In my opinion a work of art should be interpreted and evaluated on its own merits, as a unit, without reference to the biography of the artist and changing moral standards.

Shadows and Fog is a fascinating work of art composed of serious philosophical reflection, silly gags, cultural references, and special visual effects.

The movie considers all the Big Questions: what is the nature of reality, what is the meaning of life, what is our role in the larger universe, what is love, how is it different from lust, what is the value of marriage and family, what is evil and what causes it, what is the nature of political oppression and how does it work, does God exist, and, finally, what is the value of art. Barely a frivolous word is spoken in the movie, yet it is full of silly gags, jokes you might hear in vaudeville or melodrama.

The plot is generated by the problem of Evil, here personified by a homicidal maniac stalking the streets on foggy nights, and several murders are depicted with artful detachment. Overcome by fear and distrustful of the police, citizens have formed a vigilante committee, and they insist that Everyman join their cause.


Allen, the director, plays the nebbishy Everyman; he has been called to action by the Vigilante committee to combat Evil, but he can't figure out what to do or where to go. He seeks his way through a vague and undefined world symbolized by dense fog and evocative shadows.


Mia Farrow is Everywoman, who can swallow swords if need be, but wants only to raise a family.


John Malkovich is the Artist, who speaks for the creative life, and feels threatened by the demands of a family. He is a Clown, and his art is comedy.

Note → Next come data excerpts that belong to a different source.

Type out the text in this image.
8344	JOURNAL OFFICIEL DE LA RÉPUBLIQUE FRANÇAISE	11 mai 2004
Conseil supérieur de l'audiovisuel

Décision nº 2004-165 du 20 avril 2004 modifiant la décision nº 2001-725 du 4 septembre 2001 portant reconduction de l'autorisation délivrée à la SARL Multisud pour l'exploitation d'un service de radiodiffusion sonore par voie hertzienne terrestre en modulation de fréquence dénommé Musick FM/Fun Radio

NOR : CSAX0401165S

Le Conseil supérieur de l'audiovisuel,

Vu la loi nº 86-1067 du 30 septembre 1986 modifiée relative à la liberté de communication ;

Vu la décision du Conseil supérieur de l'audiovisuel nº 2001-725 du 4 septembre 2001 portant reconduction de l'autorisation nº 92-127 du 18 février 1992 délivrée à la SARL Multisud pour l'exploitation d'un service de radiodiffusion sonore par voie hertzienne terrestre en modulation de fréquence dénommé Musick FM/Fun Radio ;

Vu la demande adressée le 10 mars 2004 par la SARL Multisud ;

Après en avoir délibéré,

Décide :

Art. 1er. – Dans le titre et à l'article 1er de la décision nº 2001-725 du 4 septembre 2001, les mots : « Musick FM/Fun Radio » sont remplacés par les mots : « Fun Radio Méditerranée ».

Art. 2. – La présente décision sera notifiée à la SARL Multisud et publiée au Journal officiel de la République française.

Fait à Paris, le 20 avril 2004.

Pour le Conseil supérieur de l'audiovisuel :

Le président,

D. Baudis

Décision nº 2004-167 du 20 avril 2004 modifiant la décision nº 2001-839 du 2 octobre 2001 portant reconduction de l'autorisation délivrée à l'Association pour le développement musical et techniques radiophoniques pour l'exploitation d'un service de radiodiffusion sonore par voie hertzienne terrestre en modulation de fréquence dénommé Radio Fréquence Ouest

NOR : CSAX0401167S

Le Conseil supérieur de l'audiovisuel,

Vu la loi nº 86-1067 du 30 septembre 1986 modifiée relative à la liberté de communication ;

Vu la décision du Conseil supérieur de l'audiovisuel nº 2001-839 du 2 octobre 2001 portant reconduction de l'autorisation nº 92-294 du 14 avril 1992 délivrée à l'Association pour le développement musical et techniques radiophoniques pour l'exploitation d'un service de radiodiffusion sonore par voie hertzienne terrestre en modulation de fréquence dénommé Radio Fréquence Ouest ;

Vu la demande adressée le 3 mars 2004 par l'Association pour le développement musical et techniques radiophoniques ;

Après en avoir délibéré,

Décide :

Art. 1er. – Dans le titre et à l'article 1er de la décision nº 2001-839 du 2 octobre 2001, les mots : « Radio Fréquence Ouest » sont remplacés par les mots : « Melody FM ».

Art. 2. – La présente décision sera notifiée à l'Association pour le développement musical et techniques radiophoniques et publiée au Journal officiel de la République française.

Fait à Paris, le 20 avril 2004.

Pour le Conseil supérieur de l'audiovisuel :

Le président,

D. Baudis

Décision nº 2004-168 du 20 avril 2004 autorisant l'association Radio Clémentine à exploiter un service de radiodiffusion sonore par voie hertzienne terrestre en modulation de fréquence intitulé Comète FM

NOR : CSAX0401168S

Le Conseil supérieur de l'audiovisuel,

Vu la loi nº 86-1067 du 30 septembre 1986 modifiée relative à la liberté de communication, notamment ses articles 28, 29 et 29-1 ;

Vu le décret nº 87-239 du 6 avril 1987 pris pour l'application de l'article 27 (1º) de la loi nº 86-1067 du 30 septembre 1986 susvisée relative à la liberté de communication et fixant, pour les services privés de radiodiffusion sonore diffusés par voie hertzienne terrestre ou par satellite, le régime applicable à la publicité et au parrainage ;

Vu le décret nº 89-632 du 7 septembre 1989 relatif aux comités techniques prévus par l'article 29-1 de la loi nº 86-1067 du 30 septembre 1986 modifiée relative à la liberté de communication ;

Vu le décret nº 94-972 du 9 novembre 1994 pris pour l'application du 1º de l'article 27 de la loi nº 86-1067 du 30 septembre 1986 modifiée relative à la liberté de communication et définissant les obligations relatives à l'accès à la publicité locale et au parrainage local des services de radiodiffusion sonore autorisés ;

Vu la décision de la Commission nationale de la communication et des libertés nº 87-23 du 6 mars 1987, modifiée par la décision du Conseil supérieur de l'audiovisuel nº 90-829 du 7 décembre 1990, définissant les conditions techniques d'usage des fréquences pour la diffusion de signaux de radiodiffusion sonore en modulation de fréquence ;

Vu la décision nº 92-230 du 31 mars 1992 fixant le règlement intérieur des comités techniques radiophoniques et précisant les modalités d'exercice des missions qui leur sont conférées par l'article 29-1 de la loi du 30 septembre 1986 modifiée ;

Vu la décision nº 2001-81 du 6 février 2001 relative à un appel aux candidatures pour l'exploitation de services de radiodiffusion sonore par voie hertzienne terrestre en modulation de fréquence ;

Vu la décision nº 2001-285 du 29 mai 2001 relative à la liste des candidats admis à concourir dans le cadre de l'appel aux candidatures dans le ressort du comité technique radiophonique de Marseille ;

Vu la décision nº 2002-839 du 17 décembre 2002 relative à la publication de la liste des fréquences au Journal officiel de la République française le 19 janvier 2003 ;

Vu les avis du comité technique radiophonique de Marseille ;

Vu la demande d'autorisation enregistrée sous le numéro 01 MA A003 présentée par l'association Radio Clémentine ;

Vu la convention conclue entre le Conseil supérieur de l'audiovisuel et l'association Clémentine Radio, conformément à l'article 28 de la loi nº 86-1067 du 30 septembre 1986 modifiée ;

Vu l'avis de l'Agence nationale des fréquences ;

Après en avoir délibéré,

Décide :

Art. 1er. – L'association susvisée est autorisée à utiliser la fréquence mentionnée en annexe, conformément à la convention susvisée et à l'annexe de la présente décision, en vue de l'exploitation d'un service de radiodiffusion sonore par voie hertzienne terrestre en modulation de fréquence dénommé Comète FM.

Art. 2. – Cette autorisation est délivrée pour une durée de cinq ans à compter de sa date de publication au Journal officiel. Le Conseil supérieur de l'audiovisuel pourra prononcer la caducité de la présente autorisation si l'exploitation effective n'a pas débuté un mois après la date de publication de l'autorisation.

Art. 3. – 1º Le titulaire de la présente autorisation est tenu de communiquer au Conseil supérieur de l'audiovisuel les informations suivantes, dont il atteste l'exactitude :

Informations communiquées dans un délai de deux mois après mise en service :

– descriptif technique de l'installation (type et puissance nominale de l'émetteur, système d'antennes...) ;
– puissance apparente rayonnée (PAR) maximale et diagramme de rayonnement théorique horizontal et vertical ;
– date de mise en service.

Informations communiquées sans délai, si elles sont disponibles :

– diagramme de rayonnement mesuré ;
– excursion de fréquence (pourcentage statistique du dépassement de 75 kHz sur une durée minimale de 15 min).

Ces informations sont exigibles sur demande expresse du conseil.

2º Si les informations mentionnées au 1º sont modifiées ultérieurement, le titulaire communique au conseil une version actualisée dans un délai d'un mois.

He says, significantly, "Nothing is more frightening than trying to make people laugh, and failing."

In the plot, the Sword Swallower and the Clown are part of a circus, where everything is an act, everything is an illusion, and reality is irrelevant.


Lily Tomlin plays the Whore with Heart, disillusioned and jaded, but broad-minded and generous. 


John Cusack plays the Smart Ass college student, who feels superior to everyone and doubts the value of everything.

In the plot, these two come together in a brothel, where Everyman and Everywoman also make an appearance. It is funny-ironic for characters to discuss love and marriage in a brothel.

One of the attractions of the movie is seeing so many well-known actors—a standard Hollywood ploy—in unusual guises.


David Ogden Stiers plays the Vigilante, who wakes Everyman from his sleep and demands that he join a plan to fight Evil, in the form of a maniac serial killer. 


Jodie Foster has a bit as a whore with fetching ringlets. 


Madonna plays a voluptuous acrobat. 

Much of the acting seems exaggerated, like the acting in a melodrama, because the actors are not playing 'real' characters, but roles in an extended existential joke.


Julie Kavner delivers a hilarious monologue as the Jilted Bride, eager to see Everyman dead because he humiliated her.


The key role of the Magician is played by a lesser-known actor named Kenneth Mars.

In the plot, the Magician saves the day—or at least foils the immediate danger—through the power of illusion; he captures the villain through trickery, or so it seems.

For art lovers, a major attraction of the movie is the look, composed of artful set design, stagey lighting, and very tricky cinematography. Some of the shots seem impossible. In one, the view goes from a closeup of a selfish Bitch standing in a second story window, pulls out to include back views of Everyman and Everywoman, moves clear around those two characters, and back up to the close-up in the window, without a cut. In another scene, the camera is in the center of a circle of Whores—talking about the role of illusion in creating sexual satisfaction—panning mechanically around, sometimes showing faces close-up, sometimes showing the woodwork and windows, just panning democratically around and around until Everywoman starts her lines, then it settles into extreme close-up, and our whirling feeling settles into attention.

Without getting into specifics, the score consists of clips of existing recordings. The music is circusy, discordant, old-fashioned, clanky. The melodies sound familiar but somehow off, inharmonious. This contributes to the carnival / whorehouse atmosphere, and the feeling that nothing is what it seems to be.

So, what is the meaning of all this melodramatic confusion? In the end the Artist discovers that family can be more satisfying than creativity, and so he agrees to settle down with Everywoman and make a family. Everyman finds his way at last by doing the thing he really loves. He apprentices himself to the Magician, ready to follow him at any price. Magic is defined as creating illusions, and symbolizes all the arts. If the universe is by nature chaotic and meaningless, the role of art is to make sense of things, to impose a temporary sense of order. Magic and Art satisfy the soul's quest for understanding and direction.